In this Blog looking at some of the many queries received from our clients through our Ask Teal Service, we consider how to deal with compliance obligations remotely.

How can we ensure compliance works remotely?

The Solicitor’s Regulatory Authority will still expect compliance to happen and undoubtedly some elements of compliance, such as supervision of staff, are likely to be more challenging than others to deal with remotely.

If you are the Compliance Office for Legal Practice it’s your job to take steps to ensure compliance is working at your firm and to detect and to report serious breaches of regulatory obligations. This can be done:

Through complaints or claims: These processes are unlikely to differ in the current climate, whether you are offsite or onsite.

Supervision: As we think that supervision is likely to be one of the biggest challenges to law firms with significant numbers of staff working remotely, we will discuss this separately in other Blogs.

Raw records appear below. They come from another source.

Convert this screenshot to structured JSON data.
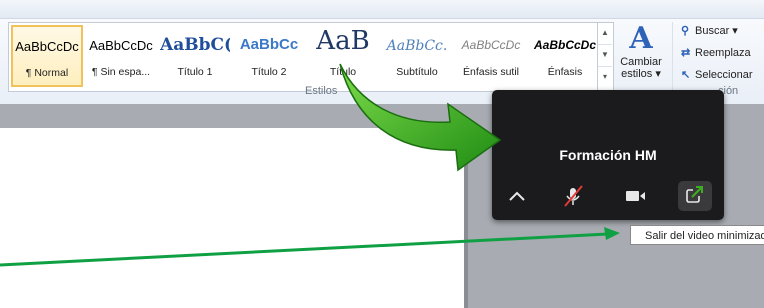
{
  "styles_gallery": {
    "tiles": [
      {
        "preview": "AaBbCcDc",
        "label": "¶ Normal"
      },
      {
        "preview": "AaBbCcDc",
        "label": "¶ Sin espa..."
      },
      {
        "preview": "AaBbC(",
        "label": "Título 1"
      },
      {
        "preview": "AaBbCc",
        "label": "Título 2"
      },
      {
        "preview": "AaB",
        "label": "Título"
      },
      {
        "preview": "AaBbCc.",
        "label": "Subtítulo"
      },
      {
        "preview": "AaBbCcDc",
        "label": "Énfasis sutil"
      },
      {
        "preview": "AaBbCcDc",
        "label": "Énfasis"
      }
    ],
    "group_label": "Estilos",
    "selected_index": 0
  },
  "change_styles": {
    "line1": "Cambiar",
    "line2": "estilos ▾",
    "icon": "change-styles-icon"
  },
  "editing": {
    "find_label": "Buscar ▾",
    "replace_label": "Reemplaza",
    "select_label": "Seleccionar",
    "group_label": "ción"
  },
  "zoom_panel": {
    "meeting_name": "Formación HM",
    "buttons": [
      "chevron-up-icon",
      "microphone-muted-icon",
      "video-camera-icon",
      "exit-minimized-video-icon"
    ]
  },
  "tooltip": {
    "text": "Salir del video minimizado"
  },
  "colors": {
    "accent_green": "#3cae1f",
    "line_green": "#10a044",
    "panel_bg": "#1b1b1d",
    "mute_red": "#e53935"
  }
}
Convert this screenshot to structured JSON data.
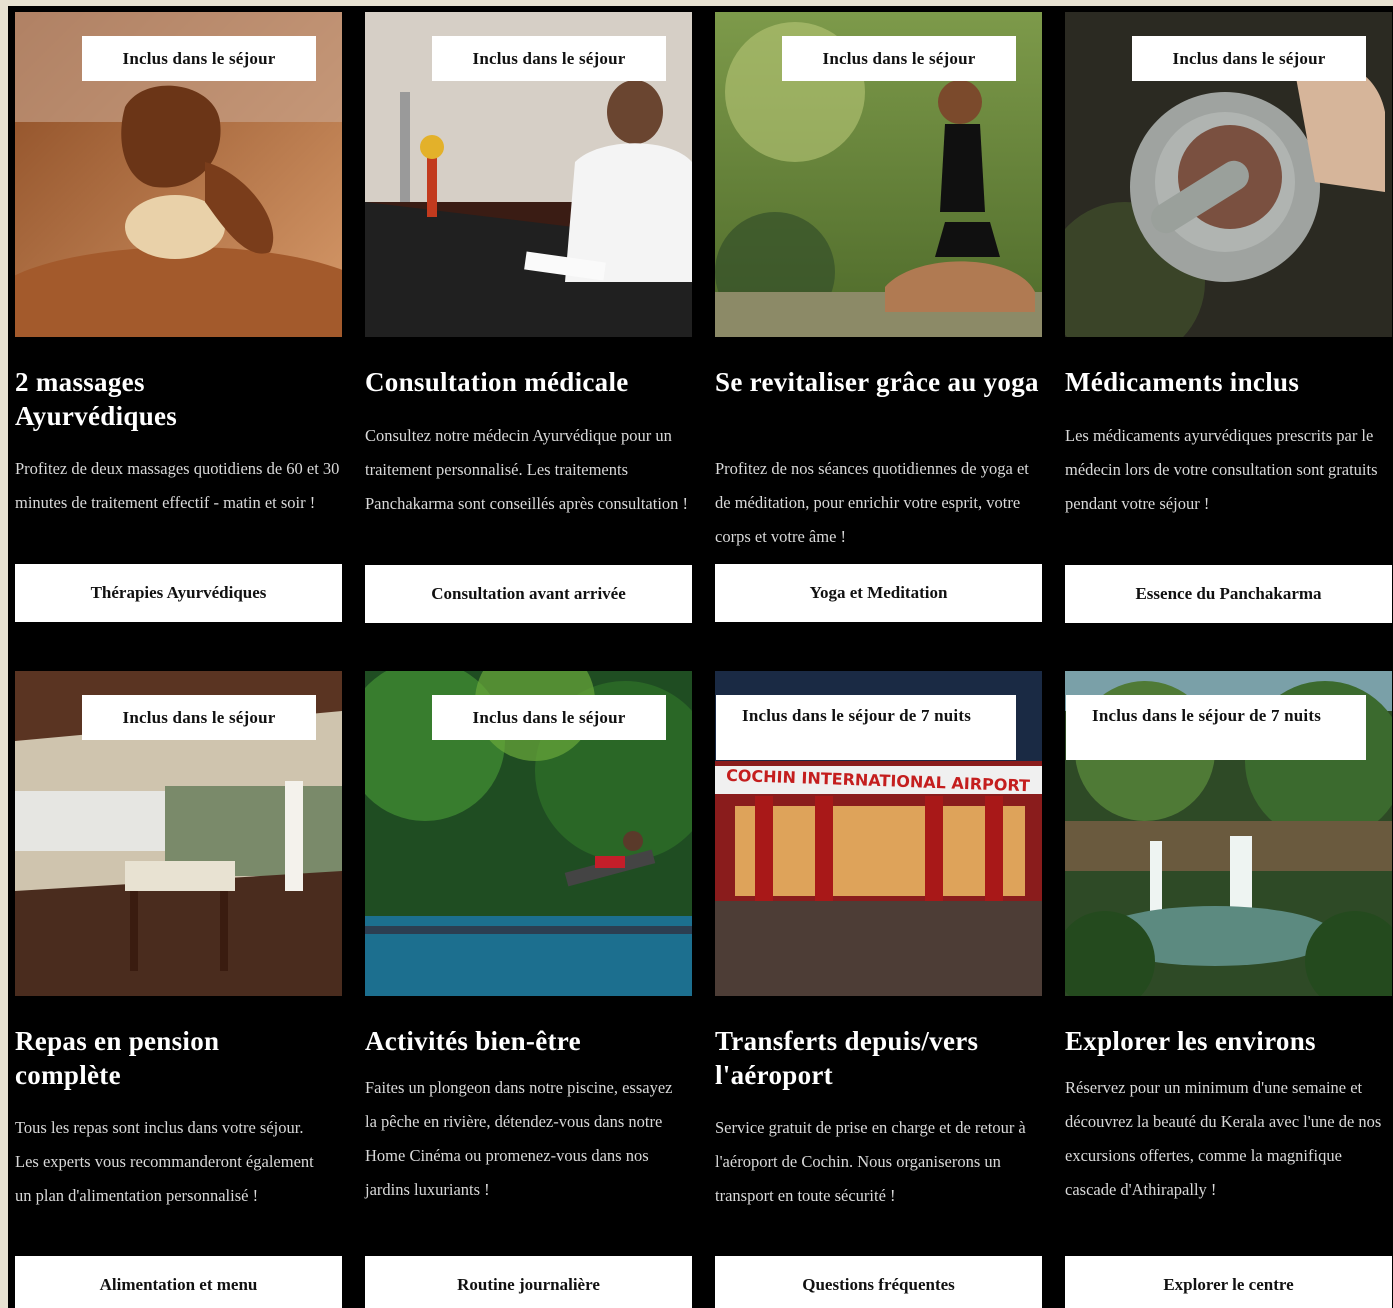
{
  "cards": [
    {
      "badge": "Inclus dans le séjour",
      "title": "2 massages Ayurvédiques",
      "description": "Profitez de deux massages quotidiens de 60 et 30 minutes de traitement effectif - matin et soir !",
      "button": "Thérapies Ayurvédiques"
    },
    {
      "badge": "Inclus dans le séjour",
      "title": "Consultation médicale",
      "description": "Consultez notre médecin Ayurvédique pour un traitement personnalisé. Les traitements Panchakarma sont conseillés après consultation !",
      "button": "Consultation avant arrivée"
    },
    {
      "badge": "Inclus dans le séjour",
      "title": "Se revitaliser grâce au yoga",
      "description": "Profitez de nos séances quotidiennes de yoga et de méditation, pour enrichir votre esprit, votre corps et votre âme !",
      "button": "Yoga et Meditation"
    },
    {
      "badge": "Inclus dans le séjour",
      "title": "Médicaments inclus",
      "description": "Les médicaments ayurvédiques prescrits par le médecin lors de votre consultation sont gratuits pendant votre séjour !",
      "button": "Essence du Panchakarma"
    },
    {
      "badge": "Inclus dans le séjour",
      "title": "Repas en pension complète",
      "description": "Tous les repas sont inclus dans votre séjour. Les experts vous recommanderont également un plan d'alimentation personnalisé !",
      "button": "Alimentation et menu"
    },
    {
      "badge": "Inclus dans le séjour",
      "title": "Activités bien-être",
      "description": "Faites un plongeon dans notre piscine, essayez la pêche en rivière, détendez-vous dans notre Home Cinéma ou promenez-vous dans nos jardins luxuriants !",
      "button": "Routine journalière"
    },
    {
      "badge": "Inclus dans le séjour de 7 nuits",
      "title": "Transferts depuis/vers l'aéroport",
      "description": "Service gratuit de prise en charge et de retour à l'aéroport de Cochin. Nous organiserons un transport en toute sécurité !",
      "button": "Questions fréquentes",
      "photo_sign": "COCHIN INTERNATIONAL AIRPORT"
    },
    {
      "badge": "Inclus dans le séjour de 7 nuits",
      "title": "Explorer les environs",
      "description": "Réservez pour un minimum d'une semaine et découvrez la beauté du Kerala avec l'une de nos excursions offertes, comme la magnifique cascade d'Athirapally !",
      "button": "Explorer le centre"
    }
  ],
  "colors": {
    "background": "#000000",
    "text": "#ffffff",
    "description": "#d9d9d9",
    "button_bg": "#ffffff"
  }
}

File reviews: Many firms undertake monthly file reviews, others quarterly. At this point, we don’t know how long we are going to be working remotely. We do know that vulnerable persons have been asked to keep social distancing measures in place for 12 weeks. We’ve also seen other jurisdictions extending their initial two week lockdown periods. We know that school exams have been cancelled. So, we could be preparing for at least one quarter’s worth of disruption.

Many firms still undertake paper reviews. We have been considering how to do this when working offsite. You will need to make arrangements to get files to your file reviewers to enable the work to be done.

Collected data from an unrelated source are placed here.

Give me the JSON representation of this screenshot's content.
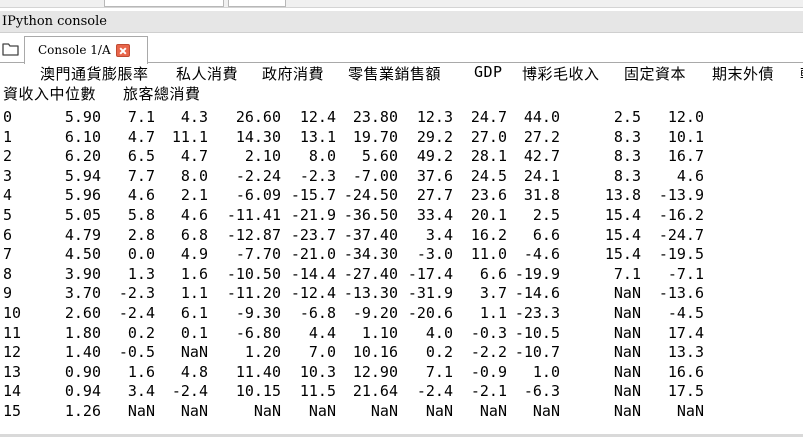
{
  "pane": {
    "title": "IPython console"
  },
  "tabs": [
    {
      "label": "Console 1/A"
    }
  ],
  "icons": {
    "folder": "folder-icon",
    "close": "close-icon"
  },
  "colors": {
    "close_tab": "#e8654a",
    "title_bg": "#e6e6e6"
  },
  "table": {
    "columns_line1": [
      "澳門通貨膨脹率",
      "私人消費",
      "政府消費",
      "零售業銷售額",
      "GDP",
      "博彩毛收入",
      "固定資本",
      "期末外債",
      "輸"
    ],
    "columns_line2": [
      "資收入中位數",
      "旅客總消費"
    ],
    "rows": [
      [
        "0",
        "5.90",
        "7.1",
        "4.3",
        "26.60",
        "12.4",
        "23.80",
        "12.3",
        "24.7",
        "44.0",
        "2.5",
        "12.0"
      ],
      [
        "1",
        "6.10",
        "4.7",
        "11.1",
        "14.30",
        "13.1",
        "19.70",
        "29.2",
        "27.0",
        "27.2",
        "8.3",
        "10.1"
      ],
      [
        "2",
        "6.20",
        "6.5",
        "4.7",
        "2.10",
        "8.0",
        "5.60",
        "49.2",
        "28.1",
        "42.7",
        "8.3",
        "16.7"
      ],
      [
        "3",
        "5.94",
        "7.7",
        "8.0",
        "-2.24",
        "-2.3",
        "-7.00",
        "37.6",
        "24.5",
        "24.1",
        "8.3",
        "4.6"
      ],
      [
        "4",
        "5.96",
        "4.6",
        "2.1",
        "-6.09",
        "-15.7",
        "-24.50",
        "27.7",
        "23.6",
        "31.8",
        "13.8",
        "-13.9"
      ],
      [
        "5",
        "5.05",
        "5.8",
        "4.6",
        "-11.41",
        "-21.9",
        "-36.50",
        "33.4",
        "20.1",
        "2.5",
        "15.4",
        "-16.2"
      ],
      [
        "6",
        "4.79",
        "2.8",
        "6.8",
        "-12.87",
        "-23.7",
        "-37.40",
        "3.4",
        "16.2",
        "6.6",
        "15.4",
        "-24.7"
      ],
      [
        "7",
        "4.50",
        "0.0",
        "4.9",
        "-7.70",
        "-21.0",
        "-34.30",
        "-3.0",
        "11.0",
        "-4.6",
        "15.4",
        "-19.5"
      ],
      [
        "8",
        "3.90",
        "1.3",
        "1.6",
        "-10.50",
        "-14.4",
        "-27.40",
        "-17.4",
        "6.6",
        "-19.9",
        "7.1",
        "-7.1"
      ],
      [
        "9",
        "3.70",
        "-2.3",
        "1.1",
        "-11.20",
        "-12.4",
        "-13.30",
        "-31.9",
        "3.7",
        "-14.6",
        "NaN",
        "-13.6"
      ],
      [
        "10",
        "2.60",
        "-2.4",
        "6.1",
        "-9.30",
        "-6.8",
        "-9.20",
        "-20.6",
        "1.1",
        "-23.3",
        "NaN",
        "-4.5"
      ],
      [
        "11",
        "1.80",
        "0.2",
        "0.1",
        "-6.80",
        "4.4",
        "1.10",
        "4.0",
        "-0.3",
        "-10.5",
        "NaN",
        "17.4"
      ],
      [
        "12",
        "1.40",
        "-0.5",
        "NaN",
        "1.20",
        "7.0",
        "10.16",
        "0.2",
        "-2.2",
        "-10.7",
        "NaN",
        "13.3"
      ],
      [
        "13",
        "0.90",
        "1.6",
        "4.8",
        "11.40",
        "10.3",
        "12.90",
        "7.1",
        "-0.9",
        "1.0",
        "NaN",
        "16.6"
      ],
      [
        "14",
        "0.94",
        "3.4",
        "-2.4",
        "10.15",
        "11.5",
        "21.64",
        "-2.4",
        "-2.1",
        "-6.3",
        "NaN",
        "17.5"
      ],
      [
        "15",
        "1.26",
        "NaN",
        "NaN",
        "NaN",
        "NaN",
        "NaN",
        "NaN",
        "NaN",
        "NaN",
        "NaN",
        "NaN"
      ]
    ]
  }
}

For reviews usually done online, this raises other challenges. During onsite visits, the paper files we are given to review often don’t contain all the necessary information. Client due diligence information is often kept in a separate file. The correspondence folder may be missing information or even empty as the Fee Earner has not yet filed communications from their desktop onto the file. Good file hygiene and discipline is going to be critical and you should remind your staff of this.

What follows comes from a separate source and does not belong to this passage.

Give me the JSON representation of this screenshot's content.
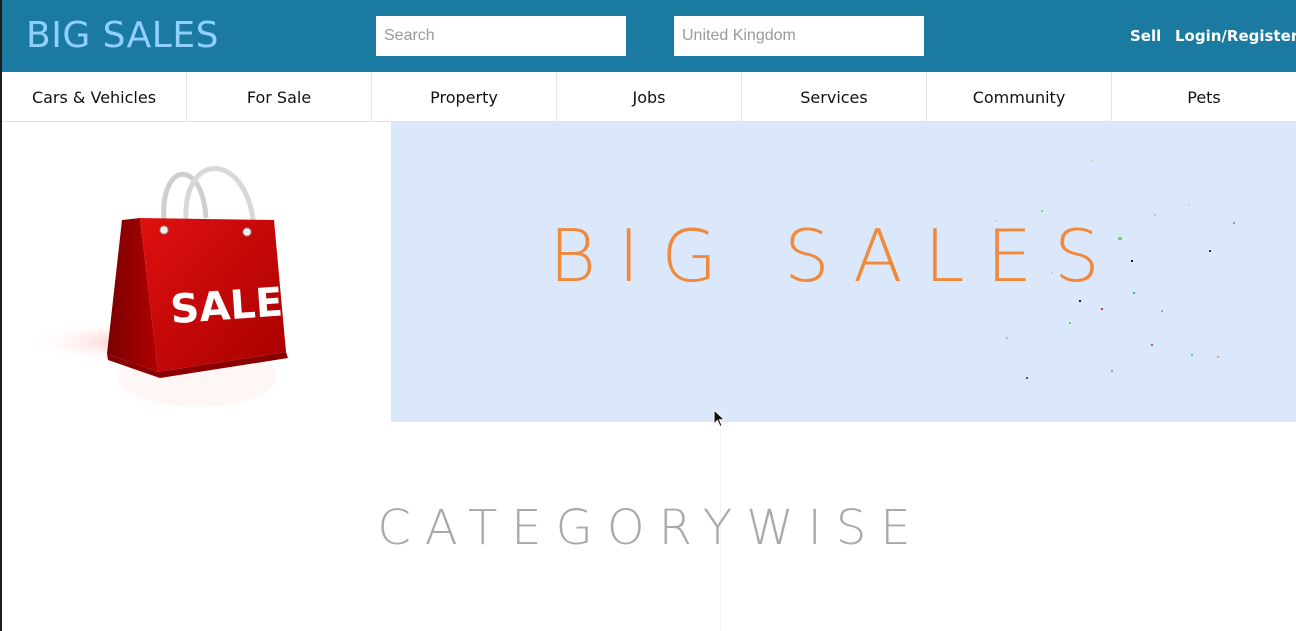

Self-reporting: It will be critical that staff understand why you ask them to self-report. We prefer to talk about staff reporting “incidents” rather than “breaches”, i.e. incidences of when policies and procedures have not been adhered to. At this time, it is highly likely that your policies and procedures will be applying to situations that you did not conceive of. For example, your Working at Home Policy will most likely be designed with Fee Earners in mind and how they operate, rather than support staff such as receptionists and secretarial staff or accounts staff. You will not have visibility of how staff will be working so it will be very important that you encourage staff to let you know if they believe that changes in your policies are required.